Gend Med. 2008:5 Suppl A:S46-64. doi: 10.1016/j.genm.2008.03.006.

Abstract

Background: Sex hormones play a significant role in human physiology. Estrogen may have protective effects in the cardiovascular system, as evidenced by the decreased incidence of cardiovascular disease (CVD) in premenopausal compared with postmenopausal women.

Objective: This review highlights the acute and long-term effects of sex hormones on the vascular endothelium and vascular smooth muscle (VSM) in adults. Changes in the sex hormone mix, their receptors, and their effects on vascular function in hypertension and aging are also discussed.
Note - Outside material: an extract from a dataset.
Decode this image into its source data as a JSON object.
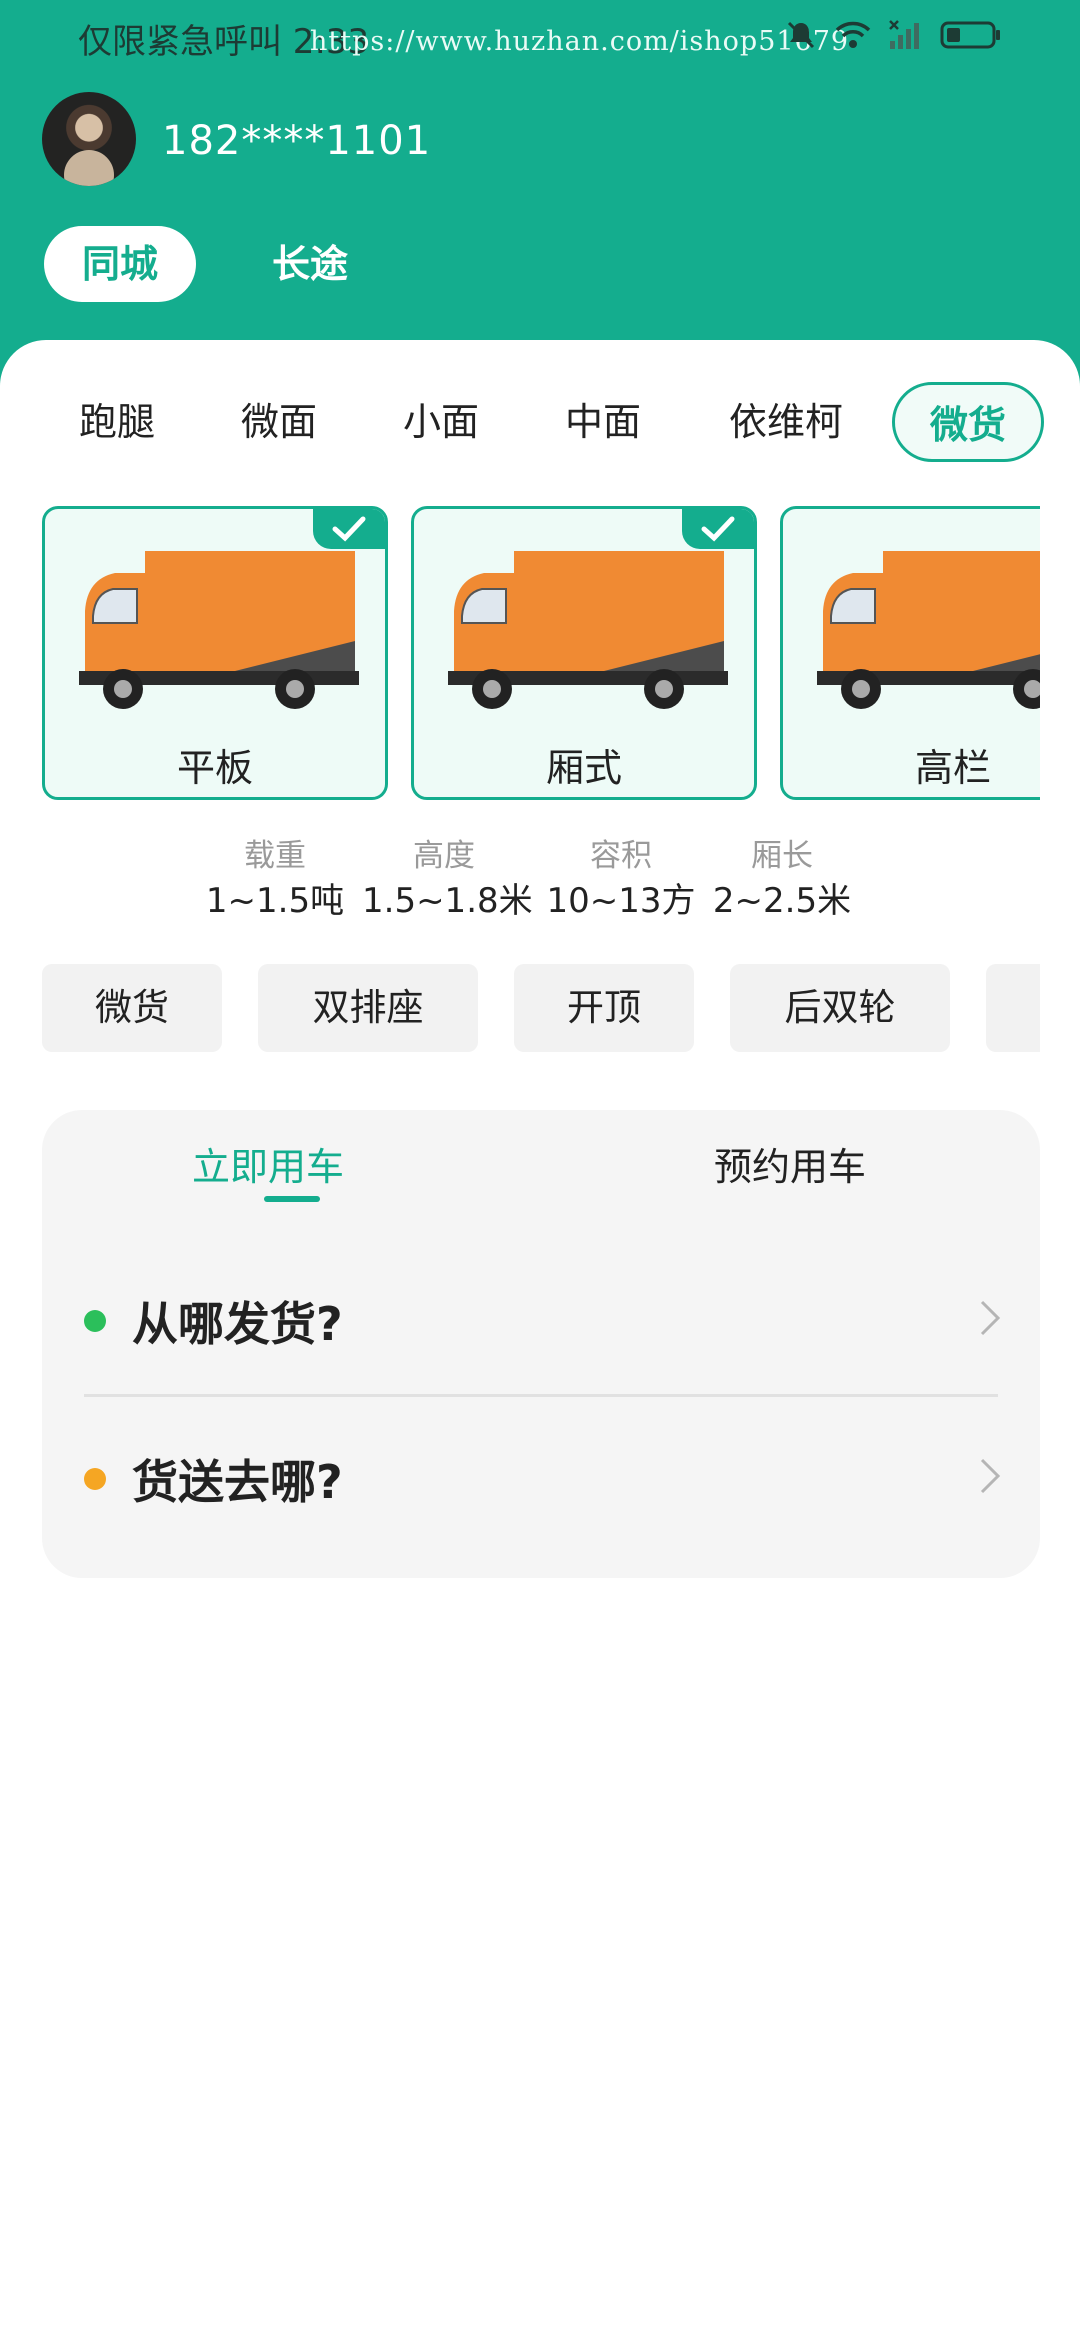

Methods: Literature collected from the National Centers for Biotechnology Information as identified by a PubMed database search, as well as our experimental work, was used to highlight current knowledge regarding vascular responses to sex hormones in hypertension and in aging.

Results: Experiments in adult female animals have shown that estrogen induces endothelium-dependent vascular relaxation via the nitric oxide (NO), prostacyclin, and hyperpolarization pathways. Also, surface membrane estrogen receptors (ERs) decrease intracellular free Ca2+ concentration and perhaps protein kinase C-dependent VSM contraction. However, clinical trials such as the Heart and Estrogen/progestin Replacement Study (HERS), HERS-II, and the Women's Health Initiative did not support the experimental findings and demonstrated adverse cardiovascular events of hormone therapy (HT) in aging women. The lack of vascular benefits of HT may be related to the hormone used, the ER, or the patient's cardiovascular condition or age. Experiments on vascular strips from aging (16-month-old) female spontaneously hypertensive rats have shown reduced ER-mediated NO production from endothelial cells and decreased inhibitory effects of estrogen on Ca2+ entry mechanisms of VSM contraction. The age-related decrease in ER-mediated vascular relaxation may explain the decreased effectiveness of HT on CVD in aging women.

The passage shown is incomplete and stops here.